April Camlin (b. 1983, Baltimore, MD) is a textile artist based in the San Francisco Bay Area whose practice engages with the body’s deep knowledge and capacity for transformation. Her work interlaces the complexities of chronic illness, memory, and healing, expanding the traditions of weaving beyond their conventional boundaries while honoring the rich lineages of the craft . By subverting traditional weaving techniques and integrating salvaged materials, ceramics, and plant-dyed fibers, Camlin creates sculptural forms that honor cycles of death and rebirth. Her practice extends beyond the loom into communal public rituals and bedside singing, offering spaces for grief, connection, and renewal.

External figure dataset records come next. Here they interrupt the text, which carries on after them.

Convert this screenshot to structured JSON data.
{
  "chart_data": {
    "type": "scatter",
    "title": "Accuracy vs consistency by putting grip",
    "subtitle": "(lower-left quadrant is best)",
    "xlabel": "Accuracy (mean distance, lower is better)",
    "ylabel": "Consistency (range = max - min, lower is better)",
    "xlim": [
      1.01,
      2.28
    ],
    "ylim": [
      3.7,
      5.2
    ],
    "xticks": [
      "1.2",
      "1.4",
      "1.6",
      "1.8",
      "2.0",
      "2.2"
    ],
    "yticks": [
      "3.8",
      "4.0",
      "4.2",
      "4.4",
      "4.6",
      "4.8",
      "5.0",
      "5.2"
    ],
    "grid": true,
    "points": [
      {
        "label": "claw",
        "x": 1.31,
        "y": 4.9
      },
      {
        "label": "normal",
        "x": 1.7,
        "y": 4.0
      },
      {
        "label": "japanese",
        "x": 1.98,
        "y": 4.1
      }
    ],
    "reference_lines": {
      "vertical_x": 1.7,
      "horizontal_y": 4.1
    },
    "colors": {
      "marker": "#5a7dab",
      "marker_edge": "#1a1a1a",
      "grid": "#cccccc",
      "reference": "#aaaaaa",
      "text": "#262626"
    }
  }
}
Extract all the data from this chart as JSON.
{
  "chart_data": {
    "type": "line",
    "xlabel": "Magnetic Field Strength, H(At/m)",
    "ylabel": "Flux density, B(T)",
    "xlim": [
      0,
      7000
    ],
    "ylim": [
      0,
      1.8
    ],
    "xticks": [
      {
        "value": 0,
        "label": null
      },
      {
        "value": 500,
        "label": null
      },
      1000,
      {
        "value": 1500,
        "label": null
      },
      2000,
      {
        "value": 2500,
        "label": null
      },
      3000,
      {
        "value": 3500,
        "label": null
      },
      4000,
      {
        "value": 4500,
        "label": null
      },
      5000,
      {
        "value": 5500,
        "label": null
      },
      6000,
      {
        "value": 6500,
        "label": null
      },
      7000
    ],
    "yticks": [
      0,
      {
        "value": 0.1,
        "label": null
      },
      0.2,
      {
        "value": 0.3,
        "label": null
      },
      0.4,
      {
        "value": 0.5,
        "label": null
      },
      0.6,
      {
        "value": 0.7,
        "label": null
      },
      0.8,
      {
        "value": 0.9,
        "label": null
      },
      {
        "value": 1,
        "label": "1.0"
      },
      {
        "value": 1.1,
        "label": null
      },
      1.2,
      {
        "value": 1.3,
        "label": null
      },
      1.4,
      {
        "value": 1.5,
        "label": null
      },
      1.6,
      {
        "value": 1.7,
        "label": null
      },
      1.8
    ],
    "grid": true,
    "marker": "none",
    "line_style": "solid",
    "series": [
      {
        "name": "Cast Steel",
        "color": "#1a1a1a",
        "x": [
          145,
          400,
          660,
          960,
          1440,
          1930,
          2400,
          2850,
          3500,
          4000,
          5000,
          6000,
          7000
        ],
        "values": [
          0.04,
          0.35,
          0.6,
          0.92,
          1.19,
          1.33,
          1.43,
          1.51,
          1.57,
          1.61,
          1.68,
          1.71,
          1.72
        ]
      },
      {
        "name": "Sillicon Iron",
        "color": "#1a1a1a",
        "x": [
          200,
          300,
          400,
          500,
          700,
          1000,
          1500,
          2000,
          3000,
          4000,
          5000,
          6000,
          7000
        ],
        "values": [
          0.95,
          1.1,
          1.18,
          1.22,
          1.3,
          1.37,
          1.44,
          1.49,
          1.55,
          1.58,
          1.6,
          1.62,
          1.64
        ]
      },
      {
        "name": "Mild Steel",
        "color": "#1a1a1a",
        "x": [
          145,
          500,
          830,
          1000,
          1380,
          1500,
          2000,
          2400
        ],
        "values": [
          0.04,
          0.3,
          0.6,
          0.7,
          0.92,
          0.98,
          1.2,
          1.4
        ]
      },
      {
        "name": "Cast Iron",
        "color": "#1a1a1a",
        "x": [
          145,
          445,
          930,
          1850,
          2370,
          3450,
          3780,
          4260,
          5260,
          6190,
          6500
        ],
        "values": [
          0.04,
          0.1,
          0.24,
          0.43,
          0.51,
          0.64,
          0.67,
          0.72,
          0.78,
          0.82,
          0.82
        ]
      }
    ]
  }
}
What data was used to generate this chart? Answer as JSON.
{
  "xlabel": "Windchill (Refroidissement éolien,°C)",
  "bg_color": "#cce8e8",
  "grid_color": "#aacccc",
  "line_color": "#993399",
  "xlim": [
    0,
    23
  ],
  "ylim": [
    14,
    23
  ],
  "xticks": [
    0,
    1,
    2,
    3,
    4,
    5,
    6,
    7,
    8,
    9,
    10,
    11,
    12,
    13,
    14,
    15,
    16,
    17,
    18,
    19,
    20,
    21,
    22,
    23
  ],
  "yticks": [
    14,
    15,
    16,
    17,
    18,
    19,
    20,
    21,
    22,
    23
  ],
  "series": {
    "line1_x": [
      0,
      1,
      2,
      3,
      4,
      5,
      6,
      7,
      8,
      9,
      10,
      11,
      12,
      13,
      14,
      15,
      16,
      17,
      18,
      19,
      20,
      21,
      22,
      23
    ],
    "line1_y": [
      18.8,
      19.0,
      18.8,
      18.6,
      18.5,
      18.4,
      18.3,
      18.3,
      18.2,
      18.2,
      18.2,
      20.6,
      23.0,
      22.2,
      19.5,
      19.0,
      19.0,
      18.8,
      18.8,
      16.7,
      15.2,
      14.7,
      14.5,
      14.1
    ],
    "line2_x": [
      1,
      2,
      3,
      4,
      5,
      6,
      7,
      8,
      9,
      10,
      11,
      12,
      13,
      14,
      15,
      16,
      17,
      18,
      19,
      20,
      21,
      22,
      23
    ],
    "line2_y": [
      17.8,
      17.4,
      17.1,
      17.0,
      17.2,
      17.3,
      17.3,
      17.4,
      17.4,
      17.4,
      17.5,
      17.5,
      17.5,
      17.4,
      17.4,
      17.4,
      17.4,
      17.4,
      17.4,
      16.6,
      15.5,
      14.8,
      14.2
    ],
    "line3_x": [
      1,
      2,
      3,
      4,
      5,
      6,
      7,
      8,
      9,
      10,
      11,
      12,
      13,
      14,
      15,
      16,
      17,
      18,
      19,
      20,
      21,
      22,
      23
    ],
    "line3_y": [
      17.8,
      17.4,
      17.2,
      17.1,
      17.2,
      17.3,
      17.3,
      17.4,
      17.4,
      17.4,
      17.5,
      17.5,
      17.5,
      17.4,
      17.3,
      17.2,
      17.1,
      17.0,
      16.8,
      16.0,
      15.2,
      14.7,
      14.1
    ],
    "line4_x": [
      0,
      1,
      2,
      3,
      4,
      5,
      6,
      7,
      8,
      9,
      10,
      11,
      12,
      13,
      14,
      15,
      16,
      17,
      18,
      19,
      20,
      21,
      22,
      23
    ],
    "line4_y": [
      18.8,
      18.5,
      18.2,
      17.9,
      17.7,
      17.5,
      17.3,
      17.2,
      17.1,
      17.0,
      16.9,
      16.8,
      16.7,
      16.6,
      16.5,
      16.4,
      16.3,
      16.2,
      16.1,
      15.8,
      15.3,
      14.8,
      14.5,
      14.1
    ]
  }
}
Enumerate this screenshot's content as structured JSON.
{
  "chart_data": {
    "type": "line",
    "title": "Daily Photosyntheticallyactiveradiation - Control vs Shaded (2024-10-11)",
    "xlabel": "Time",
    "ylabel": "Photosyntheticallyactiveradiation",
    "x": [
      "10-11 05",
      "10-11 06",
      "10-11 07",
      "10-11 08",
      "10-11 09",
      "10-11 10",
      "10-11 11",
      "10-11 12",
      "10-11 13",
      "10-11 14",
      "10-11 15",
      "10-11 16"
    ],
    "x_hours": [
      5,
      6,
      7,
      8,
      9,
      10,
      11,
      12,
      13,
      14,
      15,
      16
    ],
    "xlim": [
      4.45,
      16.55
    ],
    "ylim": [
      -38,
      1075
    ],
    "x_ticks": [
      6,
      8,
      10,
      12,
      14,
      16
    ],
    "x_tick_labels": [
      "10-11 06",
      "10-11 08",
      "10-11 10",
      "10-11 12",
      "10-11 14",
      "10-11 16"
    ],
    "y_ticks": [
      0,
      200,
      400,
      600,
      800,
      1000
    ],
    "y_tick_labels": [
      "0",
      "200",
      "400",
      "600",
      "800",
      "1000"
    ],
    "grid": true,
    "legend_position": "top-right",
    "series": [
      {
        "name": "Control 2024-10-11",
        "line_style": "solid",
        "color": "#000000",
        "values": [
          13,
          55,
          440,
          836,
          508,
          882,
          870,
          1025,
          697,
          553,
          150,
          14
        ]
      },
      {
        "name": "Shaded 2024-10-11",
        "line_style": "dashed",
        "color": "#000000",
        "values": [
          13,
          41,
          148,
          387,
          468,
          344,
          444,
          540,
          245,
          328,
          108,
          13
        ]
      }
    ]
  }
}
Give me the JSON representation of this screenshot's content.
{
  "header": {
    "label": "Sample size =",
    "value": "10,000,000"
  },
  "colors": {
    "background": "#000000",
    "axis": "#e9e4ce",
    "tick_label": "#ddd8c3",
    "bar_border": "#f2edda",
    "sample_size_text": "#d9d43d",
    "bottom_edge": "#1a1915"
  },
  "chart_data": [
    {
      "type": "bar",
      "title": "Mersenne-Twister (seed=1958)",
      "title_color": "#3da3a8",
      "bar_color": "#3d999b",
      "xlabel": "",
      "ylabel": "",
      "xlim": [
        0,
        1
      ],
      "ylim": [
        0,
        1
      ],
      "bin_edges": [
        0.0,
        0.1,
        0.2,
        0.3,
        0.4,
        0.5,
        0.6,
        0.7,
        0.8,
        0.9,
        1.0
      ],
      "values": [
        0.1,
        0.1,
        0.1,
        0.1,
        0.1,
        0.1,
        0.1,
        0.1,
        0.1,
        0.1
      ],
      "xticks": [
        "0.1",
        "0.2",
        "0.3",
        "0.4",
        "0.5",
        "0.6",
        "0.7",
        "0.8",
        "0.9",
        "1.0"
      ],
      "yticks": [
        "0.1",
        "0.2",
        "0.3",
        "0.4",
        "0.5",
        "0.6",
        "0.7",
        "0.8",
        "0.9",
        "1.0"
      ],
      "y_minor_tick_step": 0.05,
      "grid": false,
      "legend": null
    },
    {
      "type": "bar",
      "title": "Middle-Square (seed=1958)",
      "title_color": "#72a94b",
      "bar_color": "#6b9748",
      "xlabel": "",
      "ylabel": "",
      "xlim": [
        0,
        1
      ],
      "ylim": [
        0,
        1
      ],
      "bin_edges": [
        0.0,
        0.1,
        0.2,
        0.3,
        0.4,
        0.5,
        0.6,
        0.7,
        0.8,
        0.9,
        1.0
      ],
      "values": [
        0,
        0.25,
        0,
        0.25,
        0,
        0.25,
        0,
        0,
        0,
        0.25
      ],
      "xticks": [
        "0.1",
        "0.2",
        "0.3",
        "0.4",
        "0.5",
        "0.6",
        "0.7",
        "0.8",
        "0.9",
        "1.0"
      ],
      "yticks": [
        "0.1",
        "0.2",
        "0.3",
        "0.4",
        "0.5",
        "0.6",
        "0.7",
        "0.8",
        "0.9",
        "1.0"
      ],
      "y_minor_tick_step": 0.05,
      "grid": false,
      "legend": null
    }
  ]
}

Camlin’s work explores the interwoven relationships between the body, time, and materiality, using textiles as a conduit for both personal and collective narratives. Rooted in an intuitive and improvisational approach to making, her practice reflects the physical and emotional imprints of disability, tracing the ways trauma, resilience, and transformation manifest in fiber and form. She constructs her own looms from salvaged lumber, creating systems that can hold the weight of embodied experience while resisting rigid structures of control. Twisting yarn into thick, rope-like strands dyed with plant matter, she emphasizes the alchemical nature of her process—one that embraces imperfection, decomposition, and regeneration. By incorporating found objects, ceramics, and performative elements, Camlin activates her work as both personal artifact and communal offering, engaging with cycles of loss, renewal, and the unseen forces that shape human existence.
Camlin's work has been exhibited at the Marin Museum of Contemporary Art, the Manetti Shrem Museum, SPRING/BREAK, and TSA Miami SATELLITE Art Fair. Her work is held in the collections of the Manetti Shrem Museum and the Elsewhere Museum. She is currently in residence at the Headlands Center for the Arts as a Graduate Fellow. She has participated in numerous residencies, including Ox-Bow, the Elsewhere Museum, Penland, and Haystack. While attending the Art Studio MFA program at UC Davis she received the prestigious Provost Fellowship, the Drake Fellowship, and the Fay Nelson and Mary Lou Osborn Awards, was a finalist for the Daedalus Foundation Graduate Fellowship, and was awarded the LeShelle and Gary May Purchase Prize. She has facilitated workshops and rituals at the Davis Cemetery and Arboretum, the Yerba Buena Center for the Arts, the Baltimore Museum of Art, the Walter's Art Museum, and many community spaces such as the Station North Tool Library and A Workshop of Our Own.